A positive HIV status symbolical carries a loss of sexual liberty, and HIV+ people have frequently reported experiences of becoming dislocated from the mainstream community groups, and thereby find support and solidarity in other similarly stigmatised people. Consequently, this act of separation merely helps to reinforce risk-taking sexual behaviours into a sense of identity because it becomes the means of participation in groups that do accept them. However, group participation doesn’t account for individuals who have casual attitudes towards barebacking. As Shernoff notes, they include a various range of issues, including ambivalence towards the health implications, and fatalism experienced regarding STI infection.

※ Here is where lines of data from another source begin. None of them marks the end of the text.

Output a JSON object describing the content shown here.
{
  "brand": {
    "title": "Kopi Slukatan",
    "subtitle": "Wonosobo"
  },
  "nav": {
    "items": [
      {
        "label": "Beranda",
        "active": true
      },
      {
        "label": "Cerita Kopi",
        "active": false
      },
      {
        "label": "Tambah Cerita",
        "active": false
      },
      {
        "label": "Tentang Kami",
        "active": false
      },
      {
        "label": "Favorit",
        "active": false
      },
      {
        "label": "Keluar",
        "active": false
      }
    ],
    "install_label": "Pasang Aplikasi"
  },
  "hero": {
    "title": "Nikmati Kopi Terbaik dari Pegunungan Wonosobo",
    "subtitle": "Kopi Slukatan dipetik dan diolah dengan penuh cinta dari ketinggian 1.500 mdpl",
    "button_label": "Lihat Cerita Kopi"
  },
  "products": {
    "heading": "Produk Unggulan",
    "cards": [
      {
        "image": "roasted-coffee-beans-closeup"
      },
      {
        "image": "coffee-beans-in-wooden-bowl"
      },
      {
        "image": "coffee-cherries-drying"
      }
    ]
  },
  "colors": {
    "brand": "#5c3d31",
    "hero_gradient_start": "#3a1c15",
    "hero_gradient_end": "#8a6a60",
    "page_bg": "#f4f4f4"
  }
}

Shernoff conducted a study of those who engaged in barebacking behaviours, and saw that even though a fairly large number of the men sampled were willing to risk infection, the actual number of those who intentionally sought to transmit the virus was infinitesimally small. Of those who deliberately sought to become positive their motivations were a complex tangle of conscious and unconscious motivations. In some circumstances, the anxiety experienced over infection was so intense as to be debilitating. To then proactively control the situation in which they become positive and to finally have concrete knowledge of their status gave them a sense of empowerment they lacked from the state of limbo created by uncertainty of status.

Of Biopolitics and Laws

A lot of ground has been covered in this article, ranging from the legal reasoning behind criminalisation of acts relating to HIV transmission. However, the legislation of a criminal act is a very binary one, either something is criminal or it is not. If the matter is unclear, the court system is required to produce a finding one way or the other and cannot leave the matter ambiguous. However, it does show that there are some complex social phenomena and interactions that the law has difficulty accommodating these nuances and thus defers to the reductive medical models. This means that currently, the law is framing the matter almost purely in terms of its interactions with bodies, rather than with people; while there is some tendency to recognise the agency available to people in their sex acts, it still frames the criminality of the act through the way it is embodied.

However, it is clear when the sociological and psychological dimensions are taken into account, that there exists a much broader ambit of motivations and interactions that are affecting the diversity of choices and encounters around sexual behaviour. More, that there is a limited ability for the criminal system to offset risky sexual behaviours. A stronger and more effective approach would be to address the matter principally as a public health issue and one probably best supported by community development.